The Emotion Machine: Commonsense Thinking, Artificial Intelligence, and the Future of the Human Mind
- Author: Marvin Minsky
- Language: English
- Genre: Non-fiction
- Publication date: 2006
- ISBN: 9780743276634
- OCLC: 70122576

= The Emotion Machine =

2006 book by Marvin Minsky

The Emotion Machine: Commonsense Thinking, Artificial Intelligence, and the Future of the Human Mind is a 2006 book by cognitive scientist Marvin Minsky that elaborates and expands on Minsky's ideas as presented in his earlier book Society of Mind (1986).

Minsky argues that emotions are different ways to think that our mind uses to increase our intelligence. He challenges the distinction between emotions and other kinds of thinking. His main argument is that emotions are "ways to think" for different "problem types" that exist in the world, and that the brain has rule-based mechanisms (selectors) that turn on emotions to deal with various problems.
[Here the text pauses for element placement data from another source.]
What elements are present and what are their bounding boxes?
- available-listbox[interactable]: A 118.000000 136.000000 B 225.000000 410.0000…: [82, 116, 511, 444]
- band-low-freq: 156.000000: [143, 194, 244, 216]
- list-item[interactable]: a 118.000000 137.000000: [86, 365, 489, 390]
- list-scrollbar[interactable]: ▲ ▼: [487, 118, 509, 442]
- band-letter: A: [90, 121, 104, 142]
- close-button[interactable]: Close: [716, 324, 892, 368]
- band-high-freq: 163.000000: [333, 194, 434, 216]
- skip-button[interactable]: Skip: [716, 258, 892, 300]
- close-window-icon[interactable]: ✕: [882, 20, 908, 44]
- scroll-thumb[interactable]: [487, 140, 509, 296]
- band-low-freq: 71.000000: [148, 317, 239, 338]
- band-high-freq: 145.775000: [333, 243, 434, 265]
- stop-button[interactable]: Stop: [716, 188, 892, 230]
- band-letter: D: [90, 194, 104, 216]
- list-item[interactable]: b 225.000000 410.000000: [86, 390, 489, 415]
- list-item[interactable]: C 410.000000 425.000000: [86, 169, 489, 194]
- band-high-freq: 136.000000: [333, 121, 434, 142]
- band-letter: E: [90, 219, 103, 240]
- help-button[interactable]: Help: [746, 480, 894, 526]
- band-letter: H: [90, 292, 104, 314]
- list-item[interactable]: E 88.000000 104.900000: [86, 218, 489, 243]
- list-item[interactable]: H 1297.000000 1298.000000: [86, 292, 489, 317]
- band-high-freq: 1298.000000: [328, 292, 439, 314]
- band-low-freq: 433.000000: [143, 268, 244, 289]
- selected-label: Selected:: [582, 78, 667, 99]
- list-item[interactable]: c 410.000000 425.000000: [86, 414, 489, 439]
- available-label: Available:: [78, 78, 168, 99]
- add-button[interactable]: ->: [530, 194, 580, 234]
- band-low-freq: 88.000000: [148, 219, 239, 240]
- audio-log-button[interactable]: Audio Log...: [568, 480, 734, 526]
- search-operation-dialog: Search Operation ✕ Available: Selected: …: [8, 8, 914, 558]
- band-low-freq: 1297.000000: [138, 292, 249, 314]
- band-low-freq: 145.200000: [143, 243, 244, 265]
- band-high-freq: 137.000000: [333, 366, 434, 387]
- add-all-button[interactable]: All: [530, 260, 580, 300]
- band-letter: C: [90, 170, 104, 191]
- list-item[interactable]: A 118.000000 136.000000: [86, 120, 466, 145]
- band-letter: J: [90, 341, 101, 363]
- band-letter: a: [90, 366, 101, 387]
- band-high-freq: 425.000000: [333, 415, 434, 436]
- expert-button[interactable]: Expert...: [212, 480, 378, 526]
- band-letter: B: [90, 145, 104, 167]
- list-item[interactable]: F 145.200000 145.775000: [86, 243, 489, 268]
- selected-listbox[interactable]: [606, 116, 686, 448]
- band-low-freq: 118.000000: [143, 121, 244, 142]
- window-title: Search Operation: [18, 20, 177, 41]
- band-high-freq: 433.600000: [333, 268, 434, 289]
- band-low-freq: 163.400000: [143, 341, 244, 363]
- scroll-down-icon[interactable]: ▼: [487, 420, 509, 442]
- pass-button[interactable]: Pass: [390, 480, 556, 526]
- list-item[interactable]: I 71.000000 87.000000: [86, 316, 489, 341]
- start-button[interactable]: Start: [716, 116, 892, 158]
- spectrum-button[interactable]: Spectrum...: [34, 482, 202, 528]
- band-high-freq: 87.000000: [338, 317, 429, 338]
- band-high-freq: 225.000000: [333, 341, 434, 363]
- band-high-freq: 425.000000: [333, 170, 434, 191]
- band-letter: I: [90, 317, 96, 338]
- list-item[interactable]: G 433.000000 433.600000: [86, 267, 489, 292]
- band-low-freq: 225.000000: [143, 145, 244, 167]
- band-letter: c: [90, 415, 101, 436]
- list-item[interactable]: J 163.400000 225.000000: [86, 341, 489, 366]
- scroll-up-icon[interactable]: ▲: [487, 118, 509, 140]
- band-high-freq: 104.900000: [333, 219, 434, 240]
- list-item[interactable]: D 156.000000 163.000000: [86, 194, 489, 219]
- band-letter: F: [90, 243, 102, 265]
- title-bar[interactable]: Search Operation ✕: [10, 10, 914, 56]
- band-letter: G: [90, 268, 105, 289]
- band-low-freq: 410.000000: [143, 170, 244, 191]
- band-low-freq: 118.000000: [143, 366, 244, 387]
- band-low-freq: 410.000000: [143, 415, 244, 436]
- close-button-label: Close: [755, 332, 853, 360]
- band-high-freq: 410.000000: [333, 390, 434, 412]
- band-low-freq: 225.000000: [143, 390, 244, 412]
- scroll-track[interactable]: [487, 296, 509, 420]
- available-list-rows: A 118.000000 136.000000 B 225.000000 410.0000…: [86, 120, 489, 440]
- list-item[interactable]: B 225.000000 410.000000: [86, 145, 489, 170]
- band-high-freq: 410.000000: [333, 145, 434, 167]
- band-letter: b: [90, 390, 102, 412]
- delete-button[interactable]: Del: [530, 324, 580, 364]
The book reviews the accomplishments of AI, why modelling an AI is difficult in terms of replicating the behaviors of humans, if and how AIs think, and in what manner they might experience struggles and pleasures.

==Reviews==
The neurologist Richard Restak said in a review for The Washington Post:

Minsky does a marvelous job parsing other complicated mental activities into simpler elements. ... But he is less effective in relating these emotional functions to what's going on in the brain.

==Outline==
Minsky outlines the book as follows:

1. "We are born with many mental resources."
2. "We learn from interacting with others."
3. "Emotions are different Ways to Think."
4. "We learn to think about our recent thoughts."
5. "We learn to think on multiple levels."
6. "We accumulate huge stores of commonsense knowledge."
7. "We switch among different Ways to Think."
8. "We find multiple ways to represent things."
9. "We build multiple models of ourselves."